Grilechers Mißmut war verschwunden: »Wir werden ihm gerne Hilfe gewähren. Man sollte ihm ein Tau zuwerfen.«

»Das Tau heißt Gründung«, lachte Katz.

»Das ergäbe ein großes und glänzendes Geschäft«, bestätigte Grilecher.
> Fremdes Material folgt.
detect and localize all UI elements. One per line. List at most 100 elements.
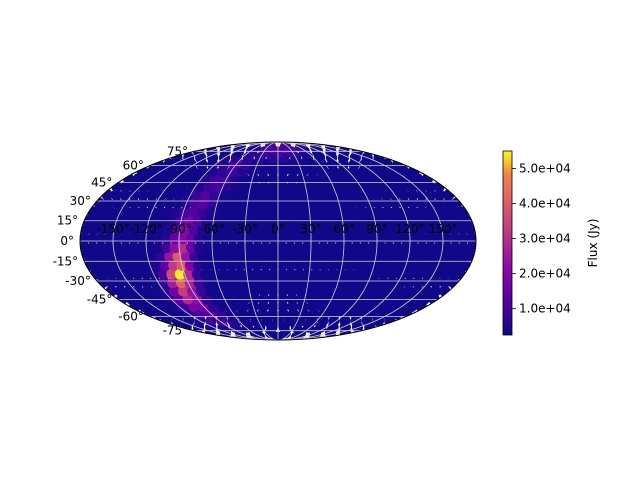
flux-point (147, 250, 159, 262)
flux-point (293, 241, 305, 254)
flux-point (128, 189, 140, 201)
flux-point (114, 250, 126, 262)
flux-point (263, 276, 275, 289)
flux-point (317, 241, 329, 254)
flux-point (319, 268, 331, 280)
flux-point (168, 259, 180, 271)
flux-point (96, 224, 108, 236)
flux-point (157, 268, 169, 280)
flux-point (302, 268, 314, 280)
flux-point (122, 250, 134, 262)
flux-point (285, 285, 298, 297)
flux-point (312, 285, 325, 297)
flux-point (233, 197, 245, 209)
flux-point (267, 285, 280, 297)
flux-point (109, 259, 121, 271)
flux-point (102, 197, 114, 209)
flux-point (98, 268, 110, 280)
flux-point (163, 197, 175, 209)
flux-point (276, 268, 288, 280)
colorbar-gradient (502, 150, 513, 336)
flux-point (297, 206, 309, 218)
flux-point (137, 197, 149, 209)
flux-point (159, 285, 172, 297)
flux-point (391, 241, 403, 254)
flux-point (195, 285, 208, 297)
flux-point (346, 197, 358, 209)
flux-point (247, 250, 259, 262)
flux-point (226, 259, 238, 271)
flux-point (405, 250, 417, 262)
flux-point (264, 206, 276, 218)
flux-point (397, 224, 410, 236)
flux-point (289, 250, 301, 262)
meridian-line (211, 141, 279, 341)
flux-point (389, 224, 401, 236)
latitude-tick-labels: 75° 60° 45°30° 15° 0° -15° -30° -45° -60° -75° (53, 144, 189, 337)
flux-point (113, 224, 125, 236)
flux-point (385, 259, 397, 271)
flux-point (193, 259, 205, 271)
flux-point (130, 250, 143, 262)
flux-point (416, 241, 428, 254)
flux-point (129, 206, 141, 218)
flux-point (180, 250, 193, 262)
flux-point (177, 285, 190, 297)
flux-point (395, 276, 407, 289)
flux-point (88, 224, 100, 236)
flux-point (412, 268, 424, 280)
flux-point (184, 259, 196, 271)
flux-point (224, 197, 236, 209)
flux-point (217, 268, 229, 280)
flux-point (211, 276, 223, 289)
flux-point (432, 206, 444, 218)
flux-point (89, 250, 101, 262)
flux-point (322, 206, 335, 218)
colorbar-tick-label: 5.0e+04 (519, 162, 571, 176)
flux-point (297, 250, 309, 262)
flux-point (307, 276, 319, 289)
flux-point (214, 250, 226, 262)
flux-point (294, 285, 307, 297)
flux-point (161, 241, 173, 254)
flux-point (277, 293, 289, 305)
flux-point (376, 259, 388, 271)
flux-point (381, 206, 393, 218)
colorbar: 1.0e+04 2.0e+04 3.0e+04 4.0e+04 5.0e+04 Flux… (502, 150, 600, 336)
flux-point (321, 285, 334, 297)
flux-point (447, 250, 459, 262)
flux-point (351, 276, 363, 289)
flux-point (191, 268, 203, 280)
flux-point (416, 189, 428, 201)
flux-point (372, 197, 384, 209)
flux-point (141, 285, 154, 297)
flux-point (325, 241, 338, 254)
longitude-label: -120° (129, 222, 162, 236)
flux-point (238, 224, 251, 236)
flux-point (188, 224, 200, 236)
flux-point (367, 241, 379, 254)
flux-point (213, 206, 225, 218)
flux-point (285, 197, 297, 209)
flux-point (166, 268, 178, 280)
flux-point (439, 276, 451, 289)
flux-point (413, 250, 426, 262)
flux-point (412, 285, 424, 297)
flux-point (95, 206, 107, 218)
flux-point (430, 285, 442, 297)
flux-point (442, 197, 454, 209)
flux-point (136, 241, 148, 254)
flux-point (258, 293, 270, 305)
flux-point (128, 241, 140, 254)
flux-point (227, 241, 239, 254)
flux-point (360, 259, 372, 271)
meridian-line (178, 141, 279, 341)
flux-point (202, 241, 214, 254)
flux-point (197, 224, 209, 236)
flux-point (234, 268, 246, 280)
flux-point (381, 224, 393, 236)
flux-point (206, 146, 218, 158)
flux-point (130, 224, 142, 236)
latitude-label: 30° (70, 194, 91, 208)
longitude-label: 120° (396, 222, 425, 236)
»Ich gehe mit hinein«, betonte Katz.

»Natürlich, lieber Katz.«

Alle drei versanken in Schweigen. Alle drei rechneten. Sie rechneten so fix, wie die Kinder der obersten Klasse das kleine Einmaleins. Man konnte, wenn Kraforst in Druck geriet, den Ankaufspreis auf 25, ja 20 Millionen Mark drücken und dann 30 Millionen Aktien herauswerfen. Damit waren Millionen verdient. Ausgabekurs 130, Steigerung zu erwarten auf 150 bis 160 %. Das ergab wieder einen Gewinn von 6 bis 9 Millionen.

 

Grilecher war aufgeräumt und erzählte Scherze und Witze. Da meldete man endlich Herrn Heinemann. Herr Direktor Heinemann war ein kleiner rosiger, blonder Herr mit Spitzbauch und goldener Brille, der als alter Bekannter allen stark die Hand drückte.
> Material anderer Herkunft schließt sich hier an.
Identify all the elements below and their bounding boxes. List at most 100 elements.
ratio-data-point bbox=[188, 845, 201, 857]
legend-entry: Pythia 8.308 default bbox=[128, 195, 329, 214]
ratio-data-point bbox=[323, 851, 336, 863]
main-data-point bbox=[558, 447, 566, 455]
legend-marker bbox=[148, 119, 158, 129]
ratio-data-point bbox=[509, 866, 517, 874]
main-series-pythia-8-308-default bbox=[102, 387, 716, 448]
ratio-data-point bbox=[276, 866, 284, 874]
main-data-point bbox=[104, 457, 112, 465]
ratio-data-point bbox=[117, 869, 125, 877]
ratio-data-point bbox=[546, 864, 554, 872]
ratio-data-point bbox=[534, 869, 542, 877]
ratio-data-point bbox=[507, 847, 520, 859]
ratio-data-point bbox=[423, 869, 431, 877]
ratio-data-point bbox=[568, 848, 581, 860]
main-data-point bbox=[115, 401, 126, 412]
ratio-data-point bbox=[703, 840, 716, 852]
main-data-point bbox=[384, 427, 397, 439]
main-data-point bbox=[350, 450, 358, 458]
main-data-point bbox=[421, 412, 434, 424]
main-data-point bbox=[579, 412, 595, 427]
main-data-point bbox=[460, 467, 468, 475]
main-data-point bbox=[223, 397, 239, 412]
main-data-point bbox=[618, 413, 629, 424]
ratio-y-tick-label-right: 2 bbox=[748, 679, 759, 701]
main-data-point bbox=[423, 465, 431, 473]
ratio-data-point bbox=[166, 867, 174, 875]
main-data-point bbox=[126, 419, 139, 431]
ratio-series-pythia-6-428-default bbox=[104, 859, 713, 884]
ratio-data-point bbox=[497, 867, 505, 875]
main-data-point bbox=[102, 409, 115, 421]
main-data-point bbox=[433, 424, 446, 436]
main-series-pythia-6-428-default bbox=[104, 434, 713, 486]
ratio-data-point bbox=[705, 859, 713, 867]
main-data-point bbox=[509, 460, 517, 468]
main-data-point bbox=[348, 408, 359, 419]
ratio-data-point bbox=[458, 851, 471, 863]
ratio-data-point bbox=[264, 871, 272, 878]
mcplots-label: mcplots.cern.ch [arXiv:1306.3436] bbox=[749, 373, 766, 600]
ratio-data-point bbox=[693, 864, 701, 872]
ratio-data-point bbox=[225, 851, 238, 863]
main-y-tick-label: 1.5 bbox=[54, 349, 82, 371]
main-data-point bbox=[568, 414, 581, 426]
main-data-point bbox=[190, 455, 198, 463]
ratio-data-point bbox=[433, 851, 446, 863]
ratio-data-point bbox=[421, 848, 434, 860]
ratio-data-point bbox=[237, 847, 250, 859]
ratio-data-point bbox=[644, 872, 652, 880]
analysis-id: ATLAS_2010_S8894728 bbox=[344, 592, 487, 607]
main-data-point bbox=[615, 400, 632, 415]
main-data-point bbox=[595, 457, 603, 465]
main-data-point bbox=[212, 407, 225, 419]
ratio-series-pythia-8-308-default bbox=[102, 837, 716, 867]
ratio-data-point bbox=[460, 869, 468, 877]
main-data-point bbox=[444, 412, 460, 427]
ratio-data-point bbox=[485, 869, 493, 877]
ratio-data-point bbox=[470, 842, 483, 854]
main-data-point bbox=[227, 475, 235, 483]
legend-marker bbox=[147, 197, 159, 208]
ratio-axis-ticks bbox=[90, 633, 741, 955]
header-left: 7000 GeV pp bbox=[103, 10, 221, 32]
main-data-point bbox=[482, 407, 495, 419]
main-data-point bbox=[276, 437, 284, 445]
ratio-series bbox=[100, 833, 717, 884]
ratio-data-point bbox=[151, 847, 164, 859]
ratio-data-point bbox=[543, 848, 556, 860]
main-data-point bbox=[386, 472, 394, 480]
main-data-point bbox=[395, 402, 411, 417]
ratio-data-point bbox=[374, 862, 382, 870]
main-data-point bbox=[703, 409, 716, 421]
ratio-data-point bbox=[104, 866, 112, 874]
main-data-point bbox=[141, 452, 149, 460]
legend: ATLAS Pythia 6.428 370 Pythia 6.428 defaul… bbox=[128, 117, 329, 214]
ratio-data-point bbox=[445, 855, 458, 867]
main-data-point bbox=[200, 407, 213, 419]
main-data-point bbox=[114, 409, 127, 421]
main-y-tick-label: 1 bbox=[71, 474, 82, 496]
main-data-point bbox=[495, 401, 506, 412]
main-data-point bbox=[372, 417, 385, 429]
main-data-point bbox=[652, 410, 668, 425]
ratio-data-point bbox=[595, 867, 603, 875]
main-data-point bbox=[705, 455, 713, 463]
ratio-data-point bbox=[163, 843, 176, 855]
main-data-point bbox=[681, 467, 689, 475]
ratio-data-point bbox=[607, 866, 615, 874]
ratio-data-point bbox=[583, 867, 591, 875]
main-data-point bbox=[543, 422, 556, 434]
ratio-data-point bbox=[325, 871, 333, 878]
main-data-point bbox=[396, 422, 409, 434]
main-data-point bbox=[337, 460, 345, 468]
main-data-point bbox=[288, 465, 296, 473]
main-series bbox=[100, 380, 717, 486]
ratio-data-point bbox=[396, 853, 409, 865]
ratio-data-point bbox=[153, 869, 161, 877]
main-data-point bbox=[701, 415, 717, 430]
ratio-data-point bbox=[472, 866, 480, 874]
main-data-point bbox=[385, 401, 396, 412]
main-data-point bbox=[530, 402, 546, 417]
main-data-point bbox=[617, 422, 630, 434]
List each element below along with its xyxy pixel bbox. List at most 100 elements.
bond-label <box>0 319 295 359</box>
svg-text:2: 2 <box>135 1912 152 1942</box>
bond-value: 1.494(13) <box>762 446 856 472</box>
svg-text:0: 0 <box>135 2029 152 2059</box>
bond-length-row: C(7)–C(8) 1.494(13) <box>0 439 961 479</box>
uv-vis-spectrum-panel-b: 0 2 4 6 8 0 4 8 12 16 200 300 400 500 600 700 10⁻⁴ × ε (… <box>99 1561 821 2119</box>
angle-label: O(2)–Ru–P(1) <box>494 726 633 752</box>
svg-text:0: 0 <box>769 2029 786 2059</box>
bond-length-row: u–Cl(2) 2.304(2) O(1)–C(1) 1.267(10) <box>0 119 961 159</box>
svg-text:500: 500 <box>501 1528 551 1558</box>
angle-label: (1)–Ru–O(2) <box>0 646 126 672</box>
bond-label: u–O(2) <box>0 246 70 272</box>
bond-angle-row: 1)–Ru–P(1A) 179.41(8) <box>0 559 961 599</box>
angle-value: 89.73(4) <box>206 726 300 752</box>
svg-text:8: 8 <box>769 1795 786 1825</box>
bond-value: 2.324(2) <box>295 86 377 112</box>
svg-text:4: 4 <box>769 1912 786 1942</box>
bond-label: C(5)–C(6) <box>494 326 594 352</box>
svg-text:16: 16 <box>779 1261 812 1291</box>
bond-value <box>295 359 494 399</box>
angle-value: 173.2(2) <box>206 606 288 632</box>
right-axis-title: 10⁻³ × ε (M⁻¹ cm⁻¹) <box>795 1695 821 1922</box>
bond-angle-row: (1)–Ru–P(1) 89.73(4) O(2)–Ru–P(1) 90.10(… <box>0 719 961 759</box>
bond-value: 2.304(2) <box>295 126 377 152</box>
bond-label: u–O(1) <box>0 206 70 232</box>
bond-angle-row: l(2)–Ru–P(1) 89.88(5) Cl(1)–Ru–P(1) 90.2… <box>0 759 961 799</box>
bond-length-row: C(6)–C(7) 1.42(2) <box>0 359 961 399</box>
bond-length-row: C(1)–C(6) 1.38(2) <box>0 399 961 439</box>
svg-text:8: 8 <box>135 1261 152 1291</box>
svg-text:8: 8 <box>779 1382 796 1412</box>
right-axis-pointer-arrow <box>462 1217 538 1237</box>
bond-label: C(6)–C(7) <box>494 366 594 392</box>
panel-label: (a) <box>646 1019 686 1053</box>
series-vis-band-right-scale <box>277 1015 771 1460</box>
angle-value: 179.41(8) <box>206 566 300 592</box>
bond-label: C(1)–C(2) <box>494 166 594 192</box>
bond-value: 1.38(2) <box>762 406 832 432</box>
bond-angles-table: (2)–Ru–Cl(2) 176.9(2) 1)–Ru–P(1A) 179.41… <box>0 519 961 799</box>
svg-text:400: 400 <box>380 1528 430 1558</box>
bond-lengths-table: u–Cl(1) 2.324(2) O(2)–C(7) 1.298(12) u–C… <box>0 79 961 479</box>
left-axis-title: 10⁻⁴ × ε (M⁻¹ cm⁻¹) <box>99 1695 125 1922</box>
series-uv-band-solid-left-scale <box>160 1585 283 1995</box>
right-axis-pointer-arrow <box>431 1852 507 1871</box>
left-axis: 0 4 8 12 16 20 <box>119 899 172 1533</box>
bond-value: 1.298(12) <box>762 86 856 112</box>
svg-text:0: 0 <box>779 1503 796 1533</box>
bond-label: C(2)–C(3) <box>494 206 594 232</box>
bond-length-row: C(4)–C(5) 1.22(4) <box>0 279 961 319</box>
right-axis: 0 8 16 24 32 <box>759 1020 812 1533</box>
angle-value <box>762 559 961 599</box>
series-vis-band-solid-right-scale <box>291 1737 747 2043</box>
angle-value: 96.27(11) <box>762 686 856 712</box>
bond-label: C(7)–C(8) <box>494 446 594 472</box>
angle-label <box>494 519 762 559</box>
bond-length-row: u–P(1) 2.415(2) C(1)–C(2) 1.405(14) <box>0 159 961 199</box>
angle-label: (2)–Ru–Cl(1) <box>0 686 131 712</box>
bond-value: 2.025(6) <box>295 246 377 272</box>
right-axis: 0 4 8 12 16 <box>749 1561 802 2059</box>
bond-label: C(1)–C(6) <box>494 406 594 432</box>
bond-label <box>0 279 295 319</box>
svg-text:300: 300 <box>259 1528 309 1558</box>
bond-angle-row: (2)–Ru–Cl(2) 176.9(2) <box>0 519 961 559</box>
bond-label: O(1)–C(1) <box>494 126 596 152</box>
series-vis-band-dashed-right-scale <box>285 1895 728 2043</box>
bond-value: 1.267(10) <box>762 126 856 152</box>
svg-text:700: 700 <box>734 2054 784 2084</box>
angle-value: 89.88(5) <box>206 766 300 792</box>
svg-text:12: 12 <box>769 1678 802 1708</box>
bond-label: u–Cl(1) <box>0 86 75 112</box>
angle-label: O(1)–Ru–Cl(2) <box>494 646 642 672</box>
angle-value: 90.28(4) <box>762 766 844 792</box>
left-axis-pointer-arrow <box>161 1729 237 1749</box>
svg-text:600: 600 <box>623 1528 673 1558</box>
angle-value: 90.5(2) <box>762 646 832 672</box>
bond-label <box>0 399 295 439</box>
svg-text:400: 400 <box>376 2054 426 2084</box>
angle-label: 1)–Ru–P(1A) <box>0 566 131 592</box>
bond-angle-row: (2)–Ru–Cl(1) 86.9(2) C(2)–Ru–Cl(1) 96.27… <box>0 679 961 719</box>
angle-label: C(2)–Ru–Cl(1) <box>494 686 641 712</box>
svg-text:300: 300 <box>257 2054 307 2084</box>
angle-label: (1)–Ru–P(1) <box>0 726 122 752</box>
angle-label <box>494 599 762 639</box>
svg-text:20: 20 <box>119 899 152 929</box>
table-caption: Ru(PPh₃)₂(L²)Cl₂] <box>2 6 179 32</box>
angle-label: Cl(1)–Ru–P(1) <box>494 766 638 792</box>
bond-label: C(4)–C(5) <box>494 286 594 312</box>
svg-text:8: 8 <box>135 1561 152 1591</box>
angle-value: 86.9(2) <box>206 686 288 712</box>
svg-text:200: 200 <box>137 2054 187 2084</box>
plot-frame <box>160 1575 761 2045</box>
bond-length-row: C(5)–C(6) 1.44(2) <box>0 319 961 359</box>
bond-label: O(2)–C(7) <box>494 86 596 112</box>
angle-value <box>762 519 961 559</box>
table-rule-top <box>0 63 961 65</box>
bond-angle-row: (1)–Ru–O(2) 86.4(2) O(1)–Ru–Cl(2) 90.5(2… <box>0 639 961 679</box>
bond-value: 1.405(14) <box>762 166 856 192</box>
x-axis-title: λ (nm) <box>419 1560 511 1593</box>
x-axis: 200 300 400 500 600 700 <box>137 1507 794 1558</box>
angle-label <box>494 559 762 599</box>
Grilecher begann würdevoll eine lange Einleitung. Er schilderte das Auftreten des fast rätselhaften Neveling, welcher grandiose Pläne wälze, die alle Banken an die Wand quetschen könnten. »Wir nennen ihn hier den Erdgeist.« –

»Heinemann weiß«, sagte der Besucher freundlich.

»Er hat alle Anteile an der großväterlichen Firma verpfändet und damit die Lothringisch-Rheinische Gesellschaft gegründet und unter sich gebracht, wenn er auch selbst daran nicht mehr als 10 oder 15 % hat.«

»Heinemann weiß«, sagte der Gast verbindlich.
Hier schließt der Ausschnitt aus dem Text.